Why a Trump-led antitrust case against Amazon is a long shot
President Donald Trump's tweets against Amazon.com Inc. have renewed investor concerns about the prospect of antitrust action being brought against the online retail giant.
But targeting Amazon on anticompetition grounds would be difficult, requiring an overturn of the principles that have guided U.S. antitrust enforcement for decades, policy experts say.
On Thursday and again on Saturday, Mr. Trump on Twitter blasted Amazon over its business practices and economic impact, saying the company should pay more in taxes and is "putting many thousands of retailers out of business." Saturday's tweets followed a report Wednesday from online news site Axios stating Mr. Trump was looking at more strictly regulating Amazon through antitrust law, sending the company's stock down more than 4%.
Amazon's rapid growth over more than two decades from an online bookseller to a $178 billion retailer that also has a cloud-computing business, a Hollywood studio, a device business and a grocery store chain has prompted Mr. Trump and some policy experts to question how big is too big.
Current regulations typically only kick into effect when a company is dominant in one market or is hurting consumers -- neither of which experts think currently apply to Amazon. While Amazon has about 43% of the U.S. e-commerce market, it is still less than 4% of total U.S. retail, according to eMarketer.
Some people in the business community, including those who know Mr. Trump well, have said that antitrust law has failed its historical purpose when it comes to Amazon, focusing too much on pricing and not enough on concerns that integrated businesses can be anticompetitive, people familiar with the matter have said.
In particular, some of those who worried about Amazon's reach have circulated a January 2017 article in Yale Law Journal, "Amazon's Antitrust Paradox," by Lina M. Khan that maps out how to restructure antitrust enforcement.
Her basic argument is that antitrust framework has moved from looking at market structure to consumer welfare, something that has led Amazon to escape scrutiny so far. She lays out an argument that if Amazon is practicing predatory pricing in various markets, that can squeeze competition even if it is good for consumers. She argues that restoring an approach that examines Amazon's power across markets, rather than its impact on consumers, would more adequately address the tech giant's power.
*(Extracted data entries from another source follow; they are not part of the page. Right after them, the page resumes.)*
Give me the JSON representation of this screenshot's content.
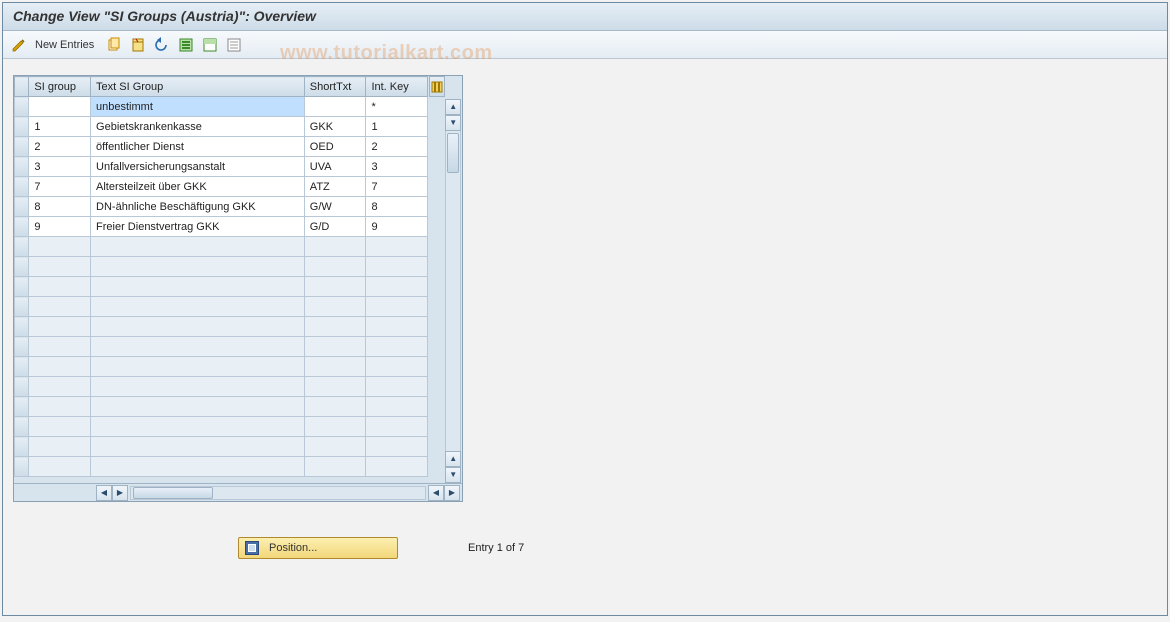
{
  "title": "Change View \"SI Groups (Austria)\": Overview",
  "watermark": "www.tutorialkart.com",
  "toolbar": {
    "new_entries_label": "New Entries"
  },
  "table": {
    "headers": {
      "si_group": "SI group",
      "text_si_group": "Text SI Group",
      "short_txt": "ShortTxt",
      "int_key": "Int. Key"
    },
    "rows": [
      {
        "si": "",
        "text": "unbestimmt",
        "short": "",
        "key": "*"
      },
      {
        "si": "1",
        "text": "Gebietskrankenkasse",
        "short": "GKK",
        "key": "1"
      },
      {
        "si": "2",
        "text": "öffentlicher Dienst",
        "short": "OED",
        "key": "2"
      },
      {
        "si": "3",
        "text": "Unfallversicherungsanstalt",
        "short": "UVA",
        "key": "3"
      },
      {
        "si": "7",
        "text": "Altersteilzeit über GKK",
        "short": "ATZ",
        "key": "7"
      },
      {
        "si": "8",
        "text": "DN-ähnliche Beschäftigung GKK",
        "short": "G/W",
        "key": "8"
      },
      {
        "si": "9",
        "text": "Freier Dienstvertrag GKK",
        "short": "G/D",
        "key": "9"
      }
    ],
    "empty_rows": 12
  },
  "footer": {
    "position_label": "Position...",
    "entry_text": "Entry 1 of 7"
  }
}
Ms. Khan and other researchers have recently triggered some debate about antitrust regulation in the policy and academic community, says A. Douglas Melamed, a law professor at Stanford University and previous acting assistant attorney general in charge of the antitrust division at the U.S. Justice Department during the Clinton administration. But many of the theories are too general and operate on potentially problematic and unproven premises.
If Mr. Trump did decide to pursue any new regulations, he would either have to push a law through a Republican Congress that is unlikely to be receptive to more regulation or involve the Justice Department and other regulators to bring a case before the courts, Mr. Melamed said.
"It's a huge amount of work, with a very dubious pay off," he adds.
A White House spokeswoman on Thursday said "the president has expressed his concerns with Amazon. We have no actions at this time."
The Justice Department has no active antitrust investigations of Amazon, according to people familiar with the matter.
Amazon declined to comment. The company has said it collects sales taxes on its own inventory in all 45 states that have such a tax and has voluntarily started collecting taxes in some municipalities.
In an interview last year, retail chief Jeff Wilke pointed to the company's "diverse and horizontally large set of businesses" and the incredible competition it faces in each industry.
Many experts think it is unlikely Amazon will face increased regulation for just those reasons. And not all investors are worried.
"I just think that a lot of this is that we have a president who doesn't like Jeff [Bezos] very much, and I think a little bit of this is grandstanding," says Trip Miller, founder and managing partner at Gullane Capital LLC, which owns shares in Amazon. "This doesn't look like AT&T in 1984, where they completely owned one industry."
--David Benoit contributed to this article.